Teikhiousa, Hellen dilinde “surlarla çevrili kent” anlamında bir sözcüktür. Kentin ne zaman ve nasıl kurulduğu konusunda bilgimiz yoktur. Bununla beraber tarihte ismi ilk kez Thoukydides'de Atina-Sparta savaşı nedeniyle geçmiştir. M.Ö. 412'de Sparta'nın yanında yer almış ve Sparta donanması buradaki limanda konaklamıştır. Ayrıca Miletos'dan Didyma'ya giden kutsal yol üzerinde bulunan ve XIX.yüzyılda İngiltere'ye götürülen Arkaik heykellerden birisi de Teikhiousa tyranı Hares'e aittir.

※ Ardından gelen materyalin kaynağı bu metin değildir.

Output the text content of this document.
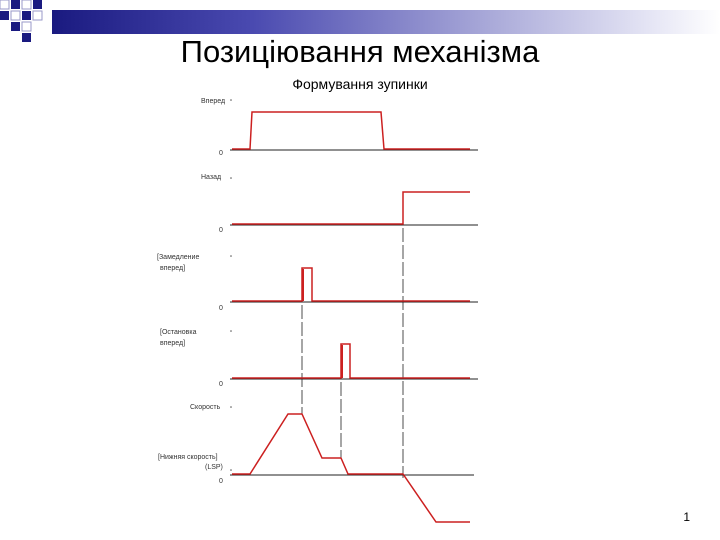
Позиціювання механізма
Формування зупинки
Вперед
0
Назад
0
[Замедление
вперед]
0
[Остановка
вперед]
0
Скорость
[Нижняя скорость]
(LSP)
0
1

Kentten günümüze hiçbir kalıntı gelememişse de çevredeki köy evlerinin duvarlarında antik çağlara ait taşların olduğu da dikkati çekmektedir.
 
Telmisos, Telmesos (Gürece) Antik Kenti

Telmisos Bodrum'un 10 km. uzağındaki Gürece köyü yanındaki tepenin yamaçlarındadır. Herodotos, bu kentin Halikarnassos'a 60 Stadeia (10.5 km.) uzaklıkta olduğunu belirtmiştir. Telmisos, Karia dilinden türetilmiş bir sözcük olup, yerleşim yeri veya köy anlamındadır.
Herodotos bu kentteki kahinlerden kitabında Sardes'in Perslere karşı direnişinde şöyle bahseder :

“...Sardes'in çevresini yılanlar kapladı ve bu sürüngenler ortaya çıkar çıkmaz,atlar otlaklarında otlamayı bırakıp kendilerini ava verdiler ve bunları yediler. Bu olay Kroisos'a bir mucize gibi göründü. Hemen Telmesos kâhinlerine baş vurdu danışmak için. Haberciler geldiler gelmesine Telmesos'a,mucizenin anlamını da öğrendiler,ama cevabı Kroisos'a götüremediler,zira gemi onları Sardes'e doğru götürürken beri yanda Kroisos esir düşmüştü. Ama biz gene de Telmesos'luların yorumunu söyliyelim: Kroisos,demişlerdi,üzerine yabancı dil konuşan bir ulusun yürümesini beklesin; bunlar ülkeye yayılacak,yerlileri boyunduruk altına alacaklar; zira yılan toprağın oğludur,at ise göçebe ve savaşçı bir hayvandır...”

Bu kehanet Anadolu'da sürecek olan 200 yıllık Pers egemenliğini haber veriyordu.
M.Ö. IV.yüzyılda Mausollos, diğer Karia kentlerinde olduğu gibi burada yaşayanları da Halikarnassos'a göçe zorlamıştır.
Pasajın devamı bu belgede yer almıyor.